On April 23, 2024, the FDA granted accelerated approval to tovorafenib, a type II RAF kinase inhibitor, for the treatment of patients 6 months of age and older with relapsed or refractory pediatric low-grade glioma (pLGG) harboring a BRAF fusion or rearrangement or BRAF V600 mutation. Efficacy was evaluated in FIREFLY-1 (NCT04775485), a single-arm, open-label, multicenter trial that enrolled patients 6 months to 25 years of age with relapsed or refractory pLGG with an activating BRAF alteration who had received prior systemic therapy. The major efficacy outcome measure was the radiologic overall response rate, defined as the proportion of patients with complete response, partial response, or minor response as determined by blinded independent central review using Response Assessment in Pediatric Neuro-Oncology criteria. A key secondary endpoint was duration of response. In an efficacy population of 76 patients, the overall response rate was 51% (95% confidence interval, 40-63), and the median duration of response was 13.8 months (95% confidence interval, 11.3-not estimable). The required postmarketing clinical trial (FIREFLY-2) was well underway at the time of accelerated approval. This represents the first FDA approval of a systemic therapy for the treatment of patients with pLGG with BRAF fusions or rearrangements.

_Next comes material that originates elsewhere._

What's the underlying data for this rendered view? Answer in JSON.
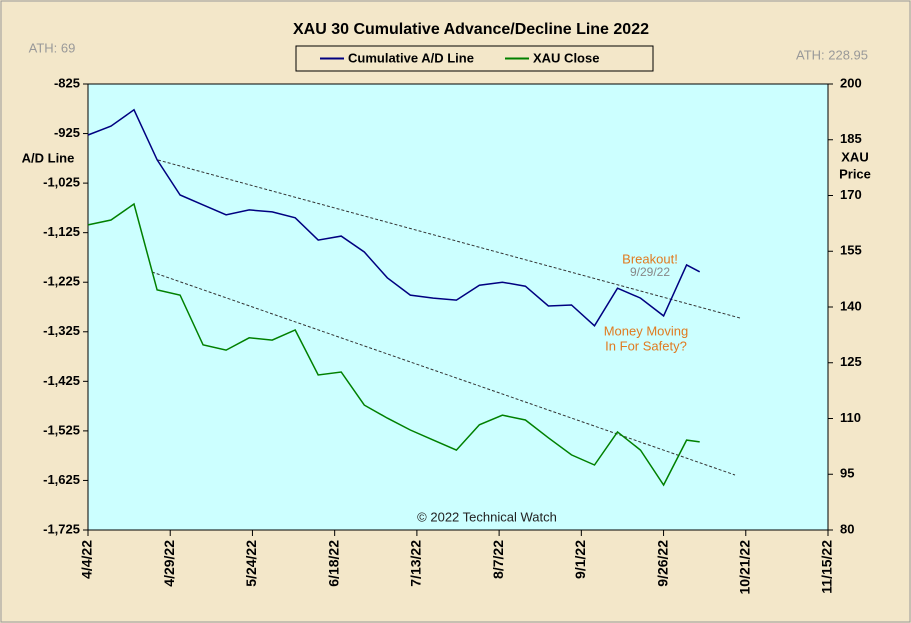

2024年4月23日,美国食品药品监督管理局(FDA)加速批准了II型RAF激酶抑制剂托沃拉芬尼,用于治疗6个月及以上复发或难治性小儿低级别胶质瘤(pLGG)患者,这些患者携带BRAF融合或重排或BRAF V600突变。疗效在FIREFLY-1(NCT04775485)试验中进行了评估,这是一项单臂、开放标签、多中心试验,入组了6个月至25岁、复发或难治性pLGG且有激活BRAF改变并接受过先前全身治疗的患者。主要疗效指标是放射学总体缓解率,定义为根据《儿科神经肿瘤学反应评估标准》由盲态独立中央审查确定的完全缓解、部分缓解或轻微缓解患者的比例。一个关键次要终点是缓解持续时间。在76例疗效人群中,总体缓解率为51%(95%置信区间,40 - 63),中位缓解持续时间为13.8个月(95%置信区间,11.3 - 不可估计)。在加速批准时,所需的上市后临床试验(FIREFLY-2)正在顺利进行。这是FDA首次批准用于治疗伴有BRAF融合或重排的pLGG患者的全身疗法。